HAPpy Hour- Global scale forcing of SALLJ and associated local impacts on precipitation extremes

Jul. 28, 2023

3:00 – 4:00 pm MDT

FL2-3107 or Virtual
Main content

Ye Mu

NCAR NESSI Intern and PhD Candidate in Climate Sciences, Department of Geography, UCSB Climate Variations and Changes (CLIVAC)

Abstract: Increasing floods and droughts in South America underscore the urgent need toexamine the driving forces behind these precipitation extremes.
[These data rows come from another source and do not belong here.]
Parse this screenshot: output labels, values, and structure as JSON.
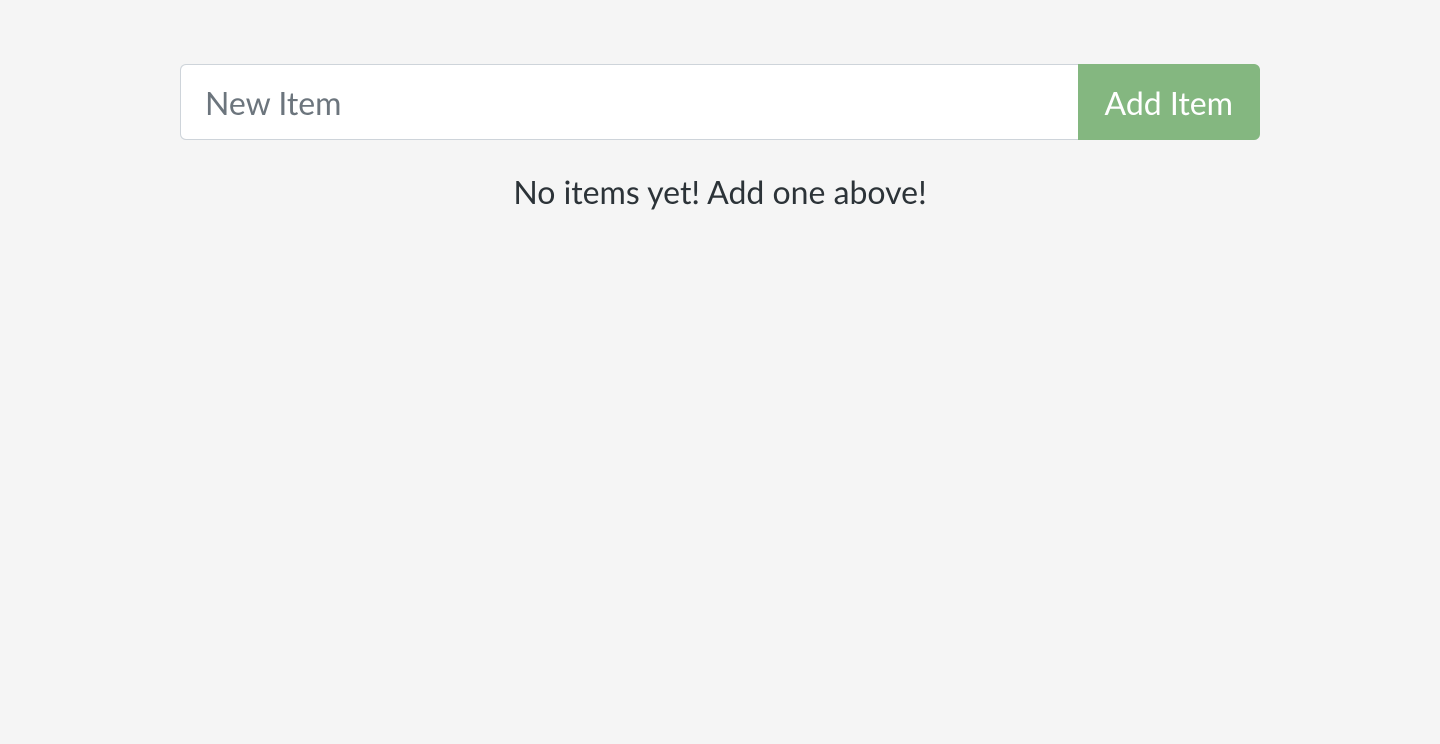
{
  "form": {
    "new_item_placeholder": "New Item",
    "add_button_label": "Add Item"
  },
  "list": {
    "empty_message": "No items yet! Add one above!"
  }
}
The South American Low-level Jet (SALLJ) is important for the hydrological cycle over South America due to its control on precipitation. This study delves into the remote forcings, and trends associated with various types of the SALLJ (Central, Northern, and Andes), and their impacts on precipitation extremes using global reanalysis data (ERA5). The El Niño Southern Oscillation (ENSO) and Pacific Decadal Oscillation (PDO) drive SALLJ trends. In their positive phases, Central SALLJ occurs more frequently (38.9%), intensifying precipitation extremes in Southern South America. In contrast, negative phases favor Northern (20.3%) and Andes (37.3%) SALLJ, enhancing precipitation extremes in the western and southeastern Amazon. SALLJ persists longer in its favored phases, resulting in more intense precipitation events in its exit region. This framework explains the
large-scale forcings of historical trends and helps with understanding the frequency and intensity increases in future extreme precipitation events.